Congress must not fund a Federal Exchange, must defund Exchanges and repeal the law.

Reality #3 – Obama’s Bluff – the “Federal Health Exchange”

Although language for a “federal” health insurance exchange exists in Obama’s reform law, it’s essentially a bluff. The federal government never intended to create it. They don’t want to create it. They didn’t even give themselves money to create it.
The real plan is a NATIONAL exchange made up of one Federal Data Services Hub (central server) and 50 federalized website portals connected to the Federal Hub—one for each state. The Federal Hub enables massive amounts of personal data to flow from and between state and federal databases through Information Technology (IT) connections. The Obama administration hoped state governors would just build the online IT connections for them—state by state.

It’s all about the funding. The distinction in terms—state exchange vs. federal exchange—relates primarily to who funds this intrusive IT (data exchange) superstructure. A “state exchange” is the term used when the state funds the website and IT connections from state agency databases to the Federal Hub. A “federal exchange” is the term used when the federal government funds the website and IT connections between the state agency databases and the Federal Hub. If a state funds it, the state receives can use a federally-certified website portal with a state name and can create an “Exchange Board” to maintain the data flow and decide which health plans can sell insurance through the website.
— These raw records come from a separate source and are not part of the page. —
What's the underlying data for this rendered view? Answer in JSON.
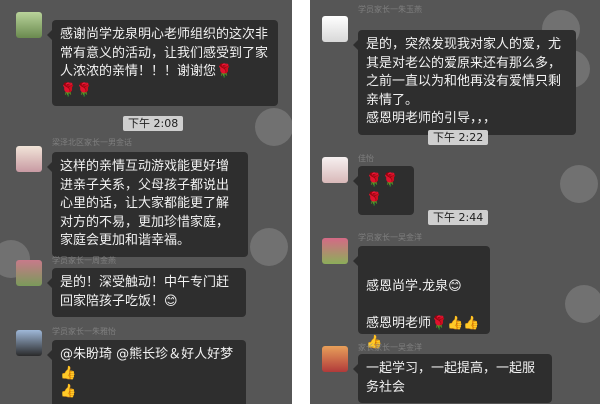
{
  "left": {
    "messages": [
      {
        "sender": "",
        "text": "感谢尚学龙泉明心老师组织的这次非常有意义的活动，让我们感受到了家人浓浓的亲情！！！谢谢您🌹",
        "trail": "🌹🌹"
      },
      {
        "sender": "梁泽北区家长一男金话",
        "text": "这样的亲情互动游戏能更好增进亲子关系，父母孩子都说出心里的话，让大家都能更了解对方的不易，更加珍惜家庭，家庭会更加和谐幸福。"
      },
      {
        "sender": "学员家长一周金燕",
        "text": "是的！深受触动！中午专门赶回家陪孩子吃饭！😊"
      },
      {
        "sender": "学员家长一朱雅怡",
        "text": "@朱盼琦 @熊长珍＆好人好梦 👍",
        "trail": "👍"
      }
    ],
    "time": "下午 2:08"
  },
  "right": {
    "messages": [
      {
        "sender": "学员家长一朱玉燕",
        "text": "是的，突然发现我对家人的爱，尤其是对老公的爱原来还有那么多，之前一直以为和他再没有爱情只剩亲情了。",
        "line2": "感恩明老师的引导，，，"
      },
      {
        "sender": "佳怡",
        "text": "🌹🌹🌹"
      },
      {
        "sender": "学员家长一吴金洋",
        "line1": "感恩尚学.龙泉😊",
        "line2": "感恩明老师🌹👍👍👍"
      },
      {
        "sender": "家长家长一吴金洋",
        "text": "一起学习，一起提高，一起服务社会"
      }
    ],
    "times": [
      "下午 2:22",
      "下午 2:44"
    ]
  },
  "colors": {
    "chat_bg": "#565656",
    "bubble_bg": "#2e2e2e",
    "time_bg": "#cfcfcf",
    "rose": "#d92b2b"
  }
}
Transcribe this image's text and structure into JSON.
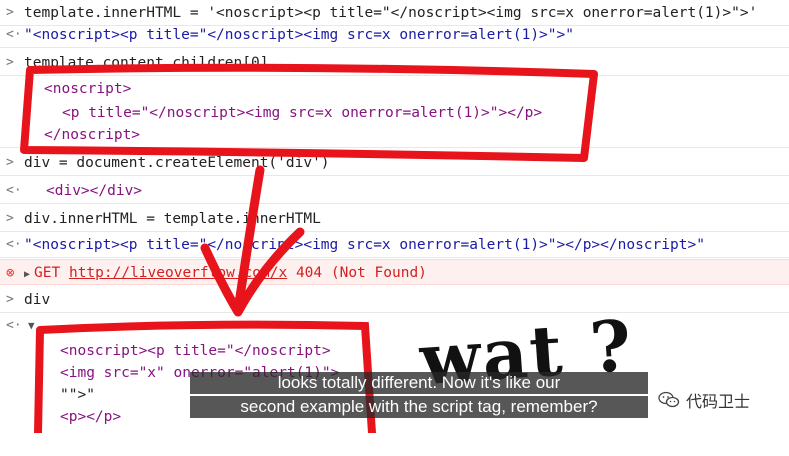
{
  "console": {
    "lines": [
      {
        "gutter": ">",
        "text": "template.innerHTML = '<noscript><p title=\"</noscript><img src=x onerror=alert(1)>\">'"
      },
      {
        "gutter": "<·",
        "text": "\"<noscript><p title=\"</noscript><img src=x onerror=alert(1)>\">\""
      },
      {
        "gutter": ">",
        "text": "template.content.children[0]"
      },
      {
        "gutter": "",
        "text": "<noscript>"
      },
      {
        "gutter": "",
        "text": "<p title=\"</noscript><img src=x onerror=alert(1)>\"></p>"
      },
      {
        "gutter": "",
        "text": "</noscript>"
      },
      {
        "gutter": ">",
        "text": "div = document.createElement('div')"
      },
      {
        "gutter": "<·",
        "text": "<div></div>"
      },
      {
        "gutter": ">",
        "text": "div.innerHTML = template.innerHTML"
      },
      {
        "gutter": "<·",
        "text": "\"<noscript><p title=\"</noscript><img src=x onerror=alert(1)>\"></p></noscript>\""
      },
      {
        "gutter": "⊗",
        "text": "GET",
        "link": "http://liveoverflow.com/x",
        "status": "404 (Not Found)"
      },
      {
        "gutter": ">",
        "text": "div"
      },
      {
        "gutter": "<·",
        "text": "▼"
      },
      {
        "gutter": "",
        "text": "<noscript><p title=\"</noscript>"
      },
      {
        "gutter": "",
        "text": "<img src=\"x\" onerror=\"alert(1)\">"
      },
      {
        "gutter": "",
        "text": "\"\">\""
      },
      {
        "gutter": "",
        "text": "<p></p>"
      }
    ]
  },
  "annotation": {
    "handwriting": "wat ?"
  },
  "subtitle": {
    "line1": "looks totally different. Now it's like our",
    "line2": "second example with the script tag, remember?"
  },
  "watermark": {
    "label": "代码卫士",
    "icon": "wechat-icon"
  },
  "colors": {
    "ink": "#e8141c",
    "tag": "#881280",
    "attr": "#994500",
    "value": "#1a1aa6",
    "error": "#d32020"
  }
}
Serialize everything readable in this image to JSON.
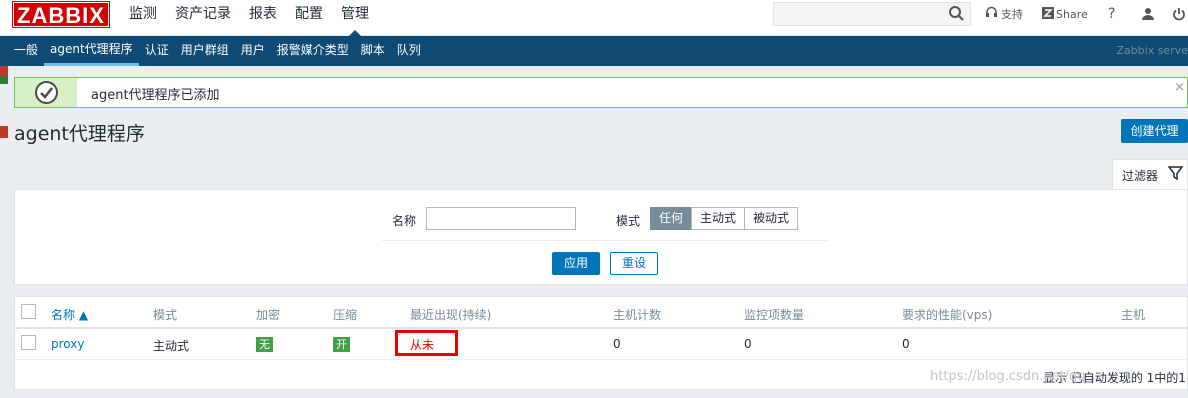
{
  "topbar": {
    "logo": "ZABBIX",
    "menu": [
      "监测",
      "资产记录",
      "报表",
      "配置",
      "管理"
    ],
    "active_menu_index": 4,
    "search": {
      "value": "",
      "placeholder": ""
    },
    "support_label": "支持",
    "share_label": "Share",
    "help_label": "?"
  },
  "subnav": {
    "items": [
      "一般",
      "agent代理程序",
      "认证",
      "用户群组",
      "用户",
      "报警媒介类型",
      "脚本",
      "队列"
    ],
    "active_index": 1,
    "server_label": "Zabbix serve"
  },
  "message": {
    "text": "agent代理程序已添加",
    "close": "×"
  },
  "page": {
    "title": "agent代理程序",
    "create_button": "创建代理"
  },
  "filter": {
    "tab_label": "过滤器",
    "name_label": "名称",
    "name_value": "",
    "mode_label": "模式",
    "mode_options": [
      "任何",
      "主动式",
      "被动式"
    ],
    "mode_selected_index": 0,
    "apply": "应用",
    "reset": "重设"
  },
  "table": {
    "headers": {
      "name": "名称 ▲",
      "mode": "模式",
      "encryption": "加密",
      "compression": "压缩",
      "last_seen": "最近出现(持续)",
      "host_count": "主机计数",
      "item_count": "监控项数量",
      "vps": "要求的性能(vps)",
      "hosts": "主机"
    },
    "rows": [
      {
        "name": "proxy",
        "mode": "主动式",
        "encryption": "无",
        "compression": "开",
        "last_seen": "从未",
        "host_count": "0",
        "item_count": "0",
        "vps": "0"
      }
    ],
    "footer": "显示 已自动发现的 1中的1"
  },
  "watermark": "https://blog.csdn.net/qq_..."
}
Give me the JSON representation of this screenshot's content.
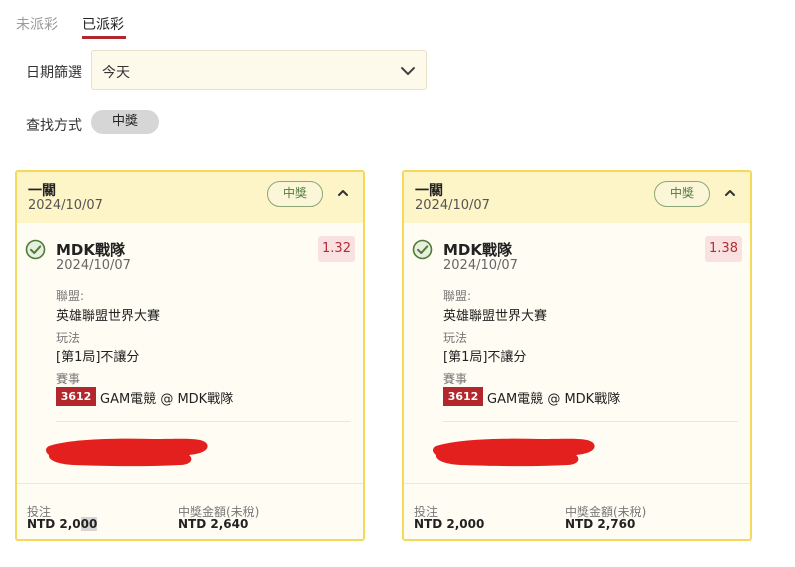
{
  "tabs": [
    {
      "label": "未派彩",
      "active": false
    },
    {
      "label": "已派彩",
      "active": true
    }
  ],
  "filters": {
    "date_label": "日期篩選",
    "date_value": "今天",
    "method_label": "查找方式",
    "method_value": "中獎"
  },
  "cards": [
    {
      "title": "一關",
      "date": "2024/10/07",
      "badge": "中獎",
      "team": "MDK戰隊",
      "team_date": "2024/10/07",
      "odds": "1.32",
      "league_label": "聯盟:",
      "league": "英雄聯盟世界大賽",
      "play_label": "玩法",
      "play": "[第1局]不讓分",
      "event_label": "賽事",
      "event_id": "3612",
      "event_name": "GAM電競 @ MDK戰隊",
      "stake_label": "投注",
      "stake_prefix": "NTD 2,0",
      "stake_suffix": "00",
      "payout_label": "中獎金額(未稅)",
      "payout": "NTD 2,640"
    },
    {
      "title": "一關",
      "date": "2024/10/07",
      "badge": "中獎",
      "team": "MDK戰隊",
      "team_date": "2024/10/07",
      "odds": "1.38",
      "league_label": "聯盟:",
      "league": "英雄聯盟世界大賽",
      "play_label": "玩法",
      "play": "[第1局]不讓分",
      "event_label": "賽事",
      "event_id": "3612",
      "event_name": "GAM電競 @ MDK戰隊",
      "stake_label": "投注",
      "stake": "NTD 2,000",
      "payout_label": "中獎金額(未稅)",
      "payout": "NTD 2,760"
    }
  ],
  "colors": {
    "accent_red": "#b3262b",
    "card_border": "#f4d95b",
    "card_header": "#fdf4c7",
    "win_green": "#4f7a3c"
  },
  "icons": [
    "chevron-down-icon",
    "chevron-up-icon",
    "check-circle-icon"
  ]
}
Obama’s threat of a “federal exchange” was intended to drive states into building—and funding—the IT connections (“state exchanges”). So far, only 18 states and Washington, D.C. have obliged. They are building the IT connections from state agency databases to the Federal Hub which is connected to the databases of at least five federal agencies. These states are building their part of the national exchange in their corner of the U.S.
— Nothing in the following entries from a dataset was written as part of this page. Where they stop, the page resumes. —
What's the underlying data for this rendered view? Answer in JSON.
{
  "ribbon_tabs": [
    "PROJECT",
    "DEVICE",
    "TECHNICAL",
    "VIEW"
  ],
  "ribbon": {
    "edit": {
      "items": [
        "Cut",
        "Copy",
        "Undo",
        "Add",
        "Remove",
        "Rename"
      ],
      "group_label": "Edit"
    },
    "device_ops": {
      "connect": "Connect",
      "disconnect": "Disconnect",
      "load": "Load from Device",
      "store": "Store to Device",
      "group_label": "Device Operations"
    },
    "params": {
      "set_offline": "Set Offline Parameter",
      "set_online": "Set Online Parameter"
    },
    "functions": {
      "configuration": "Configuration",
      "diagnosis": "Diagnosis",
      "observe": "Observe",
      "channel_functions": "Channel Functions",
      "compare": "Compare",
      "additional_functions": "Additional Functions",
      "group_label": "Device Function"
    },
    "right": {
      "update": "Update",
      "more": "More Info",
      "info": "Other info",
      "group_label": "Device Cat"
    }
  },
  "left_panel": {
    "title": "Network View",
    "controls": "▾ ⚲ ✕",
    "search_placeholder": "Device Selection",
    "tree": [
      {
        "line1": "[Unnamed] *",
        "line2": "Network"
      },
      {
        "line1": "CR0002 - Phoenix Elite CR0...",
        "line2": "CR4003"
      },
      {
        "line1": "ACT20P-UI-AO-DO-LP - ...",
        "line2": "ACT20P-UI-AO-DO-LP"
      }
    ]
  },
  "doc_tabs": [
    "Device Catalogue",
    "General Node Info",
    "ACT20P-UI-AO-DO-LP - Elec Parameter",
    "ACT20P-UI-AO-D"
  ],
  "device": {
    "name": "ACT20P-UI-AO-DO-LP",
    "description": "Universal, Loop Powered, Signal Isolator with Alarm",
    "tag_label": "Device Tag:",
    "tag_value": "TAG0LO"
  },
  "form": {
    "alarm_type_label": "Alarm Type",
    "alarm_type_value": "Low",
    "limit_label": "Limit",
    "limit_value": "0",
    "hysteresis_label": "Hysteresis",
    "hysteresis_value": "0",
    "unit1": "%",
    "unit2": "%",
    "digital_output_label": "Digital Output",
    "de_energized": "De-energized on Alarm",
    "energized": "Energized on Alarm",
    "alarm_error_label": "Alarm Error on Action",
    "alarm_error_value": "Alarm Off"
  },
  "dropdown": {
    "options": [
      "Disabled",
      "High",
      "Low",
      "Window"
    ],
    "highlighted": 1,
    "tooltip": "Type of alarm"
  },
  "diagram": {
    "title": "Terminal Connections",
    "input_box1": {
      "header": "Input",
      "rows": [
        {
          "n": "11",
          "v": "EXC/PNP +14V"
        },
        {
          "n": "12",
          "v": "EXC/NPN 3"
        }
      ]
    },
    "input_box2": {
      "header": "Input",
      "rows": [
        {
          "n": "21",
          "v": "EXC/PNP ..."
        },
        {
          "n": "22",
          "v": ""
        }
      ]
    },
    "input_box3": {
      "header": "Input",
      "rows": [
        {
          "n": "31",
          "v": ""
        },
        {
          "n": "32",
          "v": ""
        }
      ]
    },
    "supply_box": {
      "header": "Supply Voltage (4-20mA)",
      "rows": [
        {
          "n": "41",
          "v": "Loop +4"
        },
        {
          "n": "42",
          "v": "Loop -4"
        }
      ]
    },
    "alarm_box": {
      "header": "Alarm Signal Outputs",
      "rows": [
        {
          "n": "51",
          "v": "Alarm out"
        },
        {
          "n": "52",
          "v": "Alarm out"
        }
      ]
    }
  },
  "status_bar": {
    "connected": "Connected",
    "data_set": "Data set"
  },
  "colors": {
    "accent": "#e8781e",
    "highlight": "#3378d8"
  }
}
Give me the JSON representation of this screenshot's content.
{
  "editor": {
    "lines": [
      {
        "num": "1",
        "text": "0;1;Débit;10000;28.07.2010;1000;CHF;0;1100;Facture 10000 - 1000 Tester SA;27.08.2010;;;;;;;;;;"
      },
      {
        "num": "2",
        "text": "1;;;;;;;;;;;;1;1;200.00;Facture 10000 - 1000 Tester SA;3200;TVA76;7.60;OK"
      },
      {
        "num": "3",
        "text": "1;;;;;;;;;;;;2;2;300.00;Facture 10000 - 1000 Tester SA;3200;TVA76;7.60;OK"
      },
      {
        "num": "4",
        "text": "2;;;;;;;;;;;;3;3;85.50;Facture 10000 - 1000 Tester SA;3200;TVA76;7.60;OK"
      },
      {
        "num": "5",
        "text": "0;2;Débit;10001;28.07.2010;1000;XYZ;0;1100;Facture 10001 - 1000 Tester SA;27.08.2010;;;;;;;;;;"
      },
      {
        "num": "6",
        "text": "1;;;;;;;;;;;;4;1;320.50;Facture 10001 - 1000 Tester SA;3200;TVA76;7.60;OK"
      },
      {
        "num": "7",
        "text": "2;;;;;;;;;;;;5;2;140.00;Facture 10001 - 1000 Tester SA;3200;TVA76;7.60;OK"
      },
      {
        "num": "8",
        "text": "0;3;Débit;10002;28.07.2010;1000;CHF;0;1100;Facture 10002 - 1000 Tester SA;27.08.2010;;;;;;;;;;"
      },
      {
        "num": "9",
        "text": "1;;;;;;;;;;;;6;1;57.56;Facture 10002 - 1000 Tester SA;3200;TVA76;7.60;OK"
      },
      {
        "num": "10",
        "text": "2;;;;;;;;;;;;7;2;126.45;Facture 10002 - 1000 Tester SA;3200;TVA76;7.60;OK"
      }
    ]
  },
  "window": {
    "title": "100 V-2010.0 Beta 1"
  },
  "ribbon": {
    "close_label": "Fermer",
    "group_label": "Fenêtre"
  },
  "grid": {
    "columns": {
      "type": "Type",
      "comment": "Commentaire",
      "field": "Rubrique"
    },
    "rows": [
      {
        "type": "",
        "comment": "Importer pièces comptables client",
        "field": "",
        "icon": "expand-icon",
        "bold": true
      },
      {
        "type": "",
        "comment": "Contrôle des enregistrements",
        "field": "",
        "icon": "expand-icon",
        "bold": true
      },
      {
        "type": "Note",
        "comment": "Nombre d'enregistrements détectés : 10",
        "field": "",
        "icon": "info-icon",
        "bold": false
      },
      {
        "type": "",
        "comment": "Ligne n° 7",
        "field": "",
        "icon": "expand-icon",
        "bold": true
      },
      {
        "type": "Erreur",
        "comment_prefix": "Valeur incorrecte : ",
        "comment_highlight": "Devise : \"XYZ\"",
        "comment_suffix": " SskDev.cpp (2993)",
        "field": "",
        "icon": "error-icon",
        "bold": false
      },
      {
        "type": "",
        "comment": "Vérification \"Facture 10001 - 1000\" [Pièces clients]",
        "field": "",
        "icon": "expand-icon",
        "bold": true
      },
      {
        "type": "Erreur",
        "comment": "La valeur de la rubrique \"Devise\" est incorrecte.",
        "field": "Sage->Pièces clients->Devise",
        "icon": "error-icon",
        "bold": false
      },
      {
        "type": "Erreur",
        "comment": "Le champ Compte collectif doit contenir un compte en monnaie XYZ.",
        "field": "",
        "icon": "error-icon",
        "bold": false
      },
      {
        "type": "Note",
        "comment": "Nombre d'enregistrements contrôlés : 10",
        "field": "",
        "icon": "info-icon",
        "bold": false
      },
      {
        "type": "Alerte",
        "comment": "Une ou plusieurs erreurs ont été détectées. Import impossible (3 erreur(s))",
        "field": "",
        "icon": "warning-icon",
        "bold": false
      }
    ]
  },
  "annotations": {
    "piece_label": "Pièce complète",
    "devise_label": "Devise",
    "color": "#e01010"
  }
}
Proponents regularly claim in testimony and to the media that it’s better to have the state build a “state exchange” than to have the federal government impose a “federal exchange.” But as Texas Governor Rick Perry said in his letter to the Secretary of HHS:

“It is clear there is no such thing as a state exchange. Instead, this is a federally mandated exchange with rules dictated by Washington. As long as the federal government has the ability to force unknown mandates and costs upon our citizens, while retaining the sole power in approving what an exchange looks like, the notion of a state exchange is merely an illusion.” (Nov. 15, 2012, Emphasis added.)
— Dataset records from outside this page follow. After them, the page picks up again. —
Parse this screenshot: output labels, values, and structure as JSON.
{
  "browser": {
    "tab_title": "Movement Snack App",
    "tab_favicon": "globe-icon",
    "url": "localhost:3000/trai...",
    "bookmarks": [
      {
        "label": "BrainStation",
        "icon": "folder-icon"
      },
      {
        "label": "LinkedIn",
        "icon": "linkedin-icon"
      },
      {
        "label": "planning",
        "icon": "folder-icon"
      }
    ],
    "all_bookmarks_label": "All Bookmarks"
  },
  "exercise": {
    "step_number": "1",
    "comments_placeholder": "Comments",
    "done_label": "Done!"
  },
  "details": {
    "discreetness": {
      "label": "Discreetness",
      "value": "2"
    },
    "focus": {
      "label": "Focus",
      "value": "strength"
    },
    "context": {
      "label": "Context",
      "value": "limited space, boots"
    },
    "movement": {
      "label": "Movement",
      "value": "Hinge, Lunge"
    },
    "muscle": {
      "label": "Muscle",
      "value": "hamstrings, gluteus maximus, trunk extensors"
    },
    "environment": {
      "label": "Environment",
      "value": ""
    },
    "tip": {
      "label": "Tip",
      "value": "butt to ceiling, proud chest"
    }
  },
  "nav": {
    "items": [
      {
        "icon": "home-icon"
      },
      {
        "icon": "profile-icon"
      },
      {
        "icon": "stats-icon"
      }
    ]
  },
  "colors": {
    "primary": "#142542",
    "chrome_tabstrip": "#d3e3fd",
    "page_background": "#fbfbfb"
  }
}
Regardless of who funds this national superstructure for data exchange, the entire enterprise will be under federal law and beholden to thousands of pages of federal rules. It’s a national system.

Just think of it as having someone in Washington D.C. who knows all about you with the power to limit your health insurance options instead of having your personal privacy protected and a full set of insurance options from the health insurance companies in your state.